It is with great sadness but also great hope that I write today. My friend Jaime's daughter, Jaidyn, was diagnosed with acute lymphoblastic leukemia (ALL). She is three years old.
|Jaime and Jaidyn|
On August 10, she was taken to the hospital, complaining that she was very tired and couldn't walk. Blood tests showed that her hemoglobin was at 24 (normal is 105-135). Doctors were concerned that she was severely anemic so she was transferred to the British Columbia Children's Hospital. Jaime met with oncologists to rule out leukemia, as the worst case scenario. Jaidyn's blood showed no signs of abnormal cells so the next step in ruling out leukemia was bone marrow aspiration. Her bone marrow test came back and her marrow was full of leukemia.
ALL is most common in childhood with a peak incidence at 2–5 years of age.
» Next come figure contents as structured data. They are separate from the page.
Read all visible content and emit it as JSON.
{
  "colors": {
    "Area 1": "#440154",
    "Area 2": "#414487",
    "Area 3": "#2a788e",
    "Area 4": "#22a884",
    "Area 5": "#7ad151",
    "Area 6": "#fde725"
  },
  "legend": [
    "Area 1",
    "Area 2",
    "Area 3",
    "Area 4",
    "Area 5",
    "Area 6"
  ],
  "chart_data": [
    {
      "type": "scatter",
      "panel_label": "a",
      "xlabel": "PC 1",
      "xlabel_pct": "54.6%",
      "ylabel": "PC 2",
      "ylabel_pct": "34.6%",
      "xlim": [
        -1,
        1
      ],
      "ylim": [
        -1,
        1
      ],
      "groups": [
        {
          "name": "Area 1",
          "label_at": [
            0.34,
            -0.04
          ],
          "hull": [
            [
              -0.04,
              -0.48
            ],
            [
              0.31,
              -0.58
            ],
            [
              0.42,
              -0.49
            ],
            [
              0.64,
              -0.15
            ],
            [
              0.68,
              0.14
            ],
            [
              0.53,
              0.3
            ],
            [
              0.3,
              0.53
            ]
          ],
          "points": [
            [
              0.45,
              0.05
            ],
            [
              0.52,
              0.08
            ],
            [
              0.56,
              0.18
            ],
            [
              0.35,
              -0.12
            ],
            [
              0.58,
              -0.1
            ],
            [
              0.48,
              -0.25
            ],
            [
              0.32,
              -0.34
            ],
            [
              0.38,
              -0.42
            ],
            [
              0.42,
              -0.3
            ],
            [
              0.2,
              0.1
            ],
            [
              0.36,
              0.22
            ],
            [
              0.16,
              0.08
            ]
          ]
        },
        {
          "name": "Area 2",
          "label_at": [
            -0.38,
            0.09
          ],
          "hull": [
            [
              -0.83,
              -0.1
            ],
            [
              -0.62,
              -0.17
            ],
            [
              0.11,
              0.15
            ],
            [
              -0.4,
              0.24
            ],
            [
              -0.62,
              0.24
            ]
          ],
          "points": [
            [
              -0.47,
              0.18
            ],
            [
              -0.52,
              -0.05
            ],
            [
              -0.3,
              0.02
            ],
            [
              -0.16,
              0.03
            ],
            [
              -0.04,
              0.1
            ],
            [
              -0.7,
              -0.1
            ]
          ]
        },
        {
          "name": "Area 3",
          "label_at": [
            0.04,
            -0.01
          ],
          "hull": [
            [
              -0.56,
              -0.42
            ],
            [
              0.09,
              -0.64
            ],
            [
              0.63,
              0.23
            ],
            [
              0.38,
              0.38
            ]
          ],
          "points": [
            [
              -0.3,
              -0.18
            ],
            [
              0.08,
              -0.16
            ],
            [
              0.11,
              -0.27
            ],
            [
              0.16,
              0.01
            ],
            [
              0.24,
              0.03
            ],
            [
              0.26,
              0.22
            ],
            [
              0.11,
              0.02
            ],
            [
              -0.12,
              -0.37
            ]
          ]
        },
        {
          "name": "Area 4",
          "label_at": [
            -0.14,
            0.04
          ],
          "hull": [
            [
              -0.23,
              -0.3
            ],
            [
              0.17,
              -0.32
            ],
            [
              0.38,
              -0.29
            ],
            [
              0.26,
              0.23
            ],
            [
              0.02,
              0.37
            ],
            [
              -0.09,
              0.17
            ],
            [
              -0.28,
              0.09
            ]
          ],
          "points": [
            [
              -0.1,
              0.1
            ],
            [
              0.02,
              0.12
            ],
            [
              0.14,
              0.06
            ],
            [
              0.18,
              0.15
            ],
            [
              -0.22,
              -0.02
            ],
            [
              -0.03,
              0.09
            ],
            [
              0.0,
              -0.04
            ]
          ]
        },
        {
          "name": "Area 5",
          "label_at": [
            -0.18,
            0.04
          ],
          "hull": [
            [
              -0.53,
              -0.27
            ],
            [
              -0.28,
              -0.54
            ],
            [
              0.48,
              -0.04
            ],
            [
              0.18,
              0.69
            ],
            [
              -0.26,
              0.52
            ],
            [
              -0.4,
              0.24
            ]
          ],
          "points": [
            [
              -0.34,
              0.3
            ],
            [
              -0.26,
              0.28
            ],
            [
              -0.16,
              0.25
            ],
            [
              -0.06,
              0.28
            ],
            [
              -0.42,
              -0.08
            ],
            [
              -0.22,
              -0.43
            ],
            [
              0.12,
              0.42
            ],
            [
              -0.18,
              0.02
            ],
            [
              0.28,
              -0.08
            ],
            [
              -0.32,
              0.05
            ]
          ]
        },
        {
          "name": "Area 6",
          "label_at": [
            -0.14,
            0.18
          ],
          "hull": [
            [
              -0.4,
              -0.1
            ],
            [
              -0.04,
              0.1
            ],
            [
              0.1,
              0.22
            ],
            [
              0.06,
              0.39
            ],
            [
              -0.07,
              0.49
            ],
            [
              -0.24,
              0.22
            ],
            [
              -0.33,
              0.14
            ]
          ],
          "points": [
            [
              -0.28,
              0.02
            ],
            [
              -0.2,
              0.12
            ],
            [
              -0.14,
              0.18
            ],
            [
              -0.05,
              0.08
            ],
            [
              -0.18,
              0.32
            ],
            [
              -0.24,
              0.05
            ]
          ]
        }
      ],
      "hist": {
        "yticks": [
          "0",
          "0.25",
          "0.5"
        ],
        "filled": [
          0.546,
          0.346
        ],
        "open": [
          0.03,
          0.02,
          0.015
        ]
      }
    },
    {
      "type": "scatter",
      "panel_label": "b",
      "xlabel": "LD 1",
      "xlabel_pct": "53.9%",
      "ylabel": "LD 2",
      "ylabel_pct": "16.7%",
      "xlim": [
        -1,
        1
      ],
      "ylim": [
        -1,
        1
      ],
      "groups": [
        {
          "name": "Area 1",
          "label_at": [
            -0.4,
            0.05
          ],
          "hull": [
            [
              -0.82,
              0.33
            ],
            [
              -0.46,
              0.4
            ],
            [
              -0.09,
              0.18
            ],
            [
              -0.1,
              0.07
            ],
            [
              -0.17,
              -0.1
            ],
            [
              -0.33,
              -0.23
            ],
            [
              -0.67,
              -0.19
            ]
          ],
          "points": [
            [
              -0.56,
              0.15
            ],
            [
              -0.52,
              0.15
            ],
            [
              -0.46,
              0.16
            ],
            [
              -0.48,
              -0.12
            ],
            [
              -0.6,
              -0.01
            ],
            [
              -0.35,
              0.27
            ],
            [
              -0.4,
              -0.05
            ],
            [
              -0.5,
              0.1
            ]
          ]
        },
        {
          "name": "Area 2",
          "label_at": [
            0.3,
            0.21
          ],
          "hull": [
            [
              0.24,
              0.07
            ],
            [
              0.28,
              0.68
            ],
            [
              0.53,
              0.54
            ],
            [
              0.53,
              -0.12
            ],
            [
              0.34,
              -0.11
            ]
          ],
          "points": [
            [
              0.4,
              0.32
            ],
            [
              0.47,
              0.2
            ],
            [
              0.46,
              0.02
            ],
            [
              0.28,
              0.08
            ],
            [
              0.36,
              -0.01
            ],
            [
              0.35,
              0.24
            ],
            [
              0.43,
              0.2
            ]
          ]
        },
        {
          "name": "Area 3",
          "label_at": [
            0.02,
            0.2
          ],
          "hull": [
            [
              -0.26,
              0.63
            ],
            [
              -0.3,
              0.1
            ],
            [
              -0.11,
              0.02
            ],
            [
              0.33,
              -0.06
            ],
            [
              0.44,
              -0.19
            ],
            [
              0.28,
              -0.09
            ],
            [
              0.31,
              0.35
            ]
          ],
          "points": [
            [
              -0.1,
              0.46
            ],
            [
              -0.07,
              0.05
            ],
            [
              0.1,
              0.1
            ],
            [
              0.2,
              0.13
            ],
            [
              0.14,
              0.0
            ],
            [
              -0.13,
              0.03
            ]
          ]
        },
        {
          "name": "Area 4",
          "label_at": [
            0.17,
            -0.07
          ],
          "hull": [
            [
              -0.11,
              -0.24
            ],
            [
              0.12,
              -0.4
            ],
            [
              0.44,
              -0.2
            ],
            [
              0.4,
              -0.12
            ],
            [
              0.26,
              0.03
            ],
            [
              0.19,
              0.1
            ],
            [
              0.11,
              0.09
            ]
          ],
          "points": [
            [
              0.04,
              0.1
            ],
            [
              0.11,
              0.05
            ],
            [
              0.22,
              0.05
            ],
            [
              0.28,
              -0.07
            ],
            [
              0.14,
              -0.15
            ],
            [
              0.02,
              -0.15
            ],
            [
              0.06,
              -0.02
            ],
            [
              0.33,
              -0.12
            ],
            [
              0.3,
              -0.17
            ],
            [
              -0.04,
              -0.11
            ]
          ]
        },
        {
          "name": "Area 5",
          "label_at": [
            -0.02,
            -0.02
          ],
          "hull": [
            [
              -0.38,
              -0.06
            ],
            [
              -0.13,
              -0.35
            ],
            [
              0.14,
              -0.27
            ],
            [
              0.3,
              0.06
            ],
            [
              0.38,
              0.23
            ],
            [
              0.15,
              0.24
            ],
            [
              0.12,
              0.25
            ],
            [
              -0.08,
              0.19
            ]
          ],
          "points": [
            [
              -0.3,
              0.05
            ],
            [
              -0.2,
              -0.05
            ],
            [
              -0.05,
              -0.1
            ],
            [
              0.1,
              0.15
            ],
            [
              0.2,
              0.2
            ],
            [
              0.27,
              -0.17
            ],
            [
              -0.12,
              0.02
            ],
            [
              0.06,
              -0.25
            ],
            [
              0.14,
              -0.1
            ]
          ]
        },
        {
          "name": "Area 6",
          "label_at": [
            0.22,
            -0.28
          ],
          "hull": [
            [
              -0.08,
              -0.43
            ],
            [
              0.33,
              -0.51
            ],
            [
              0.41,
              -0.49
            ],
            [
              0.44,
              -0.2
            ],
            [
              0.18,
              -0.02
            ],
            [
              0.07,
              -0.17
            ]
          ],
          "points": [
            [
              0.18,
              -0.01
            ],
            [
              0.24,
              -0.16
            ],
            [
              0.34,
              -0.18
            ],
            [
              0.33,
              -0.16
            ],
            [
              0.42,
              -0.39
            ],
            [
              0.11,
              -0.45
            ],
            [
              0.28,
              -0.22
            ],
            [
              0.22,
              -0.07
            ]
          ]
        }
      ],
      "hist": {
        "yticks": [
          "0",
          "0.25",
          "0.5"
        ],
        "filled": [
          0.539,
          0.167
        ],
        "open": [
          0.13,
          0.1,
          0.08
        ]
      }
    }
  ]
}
The overall cure rate in children is about 80% and luckily, children 2-5 years of age respond best to treatment. Her treatment will consist of two years of chemo, starting immediately. The doctors have told Jaime that the first six to eight months of that treatment will be the most difficult.
Once discharged from the hospital (in a few more days), Jaidyn will be treated as an outpatient. Jaime and Jaidyn will commute to the hospital three days a week for chemo and transfusions. The side effects of her treatment will likely be fatigue (requiring transfusions) and hair loss. She will also be more susceptible to infection.
Throughout the first month of treatment, Jaidyn will be given three types of chemos, and a steroid twice a day. After the first month, she will have another bone marrow aspiration and doctors will assess how well treatment is working and determine next steps.
During the next two years, Jaidyn's immune system will be virtually non-existent. As you can imagine, this means she will be home from school frequently and as a result, Jaime, Jaidyn's father, Andy, and their families will miss a tremendous amount of work.
|Jaime, Jaidyn, me, and Linden|
There is little I can do from Germany, but offer my love and support to Jaime. I can't hug her. I can't cook her a warm meal. I can't bring her a coffee to help her make it through the day. But I can help relieve some of the financial burden she carries during this trying time.
I set up an account in Jaime's name. If you would like to donate, please click the 'donate' button on the left side of this site. All donations go directly to Jaime and will be used to pay uncovered medical expenses and bills.
There are other ways you can donate, too. Please visit Canadian Blood Services or OneMatch (in Canada) or National Marrow Donor Program or American Red Cross (in the US).
Keep Jaidyn in your thoughts and prayers.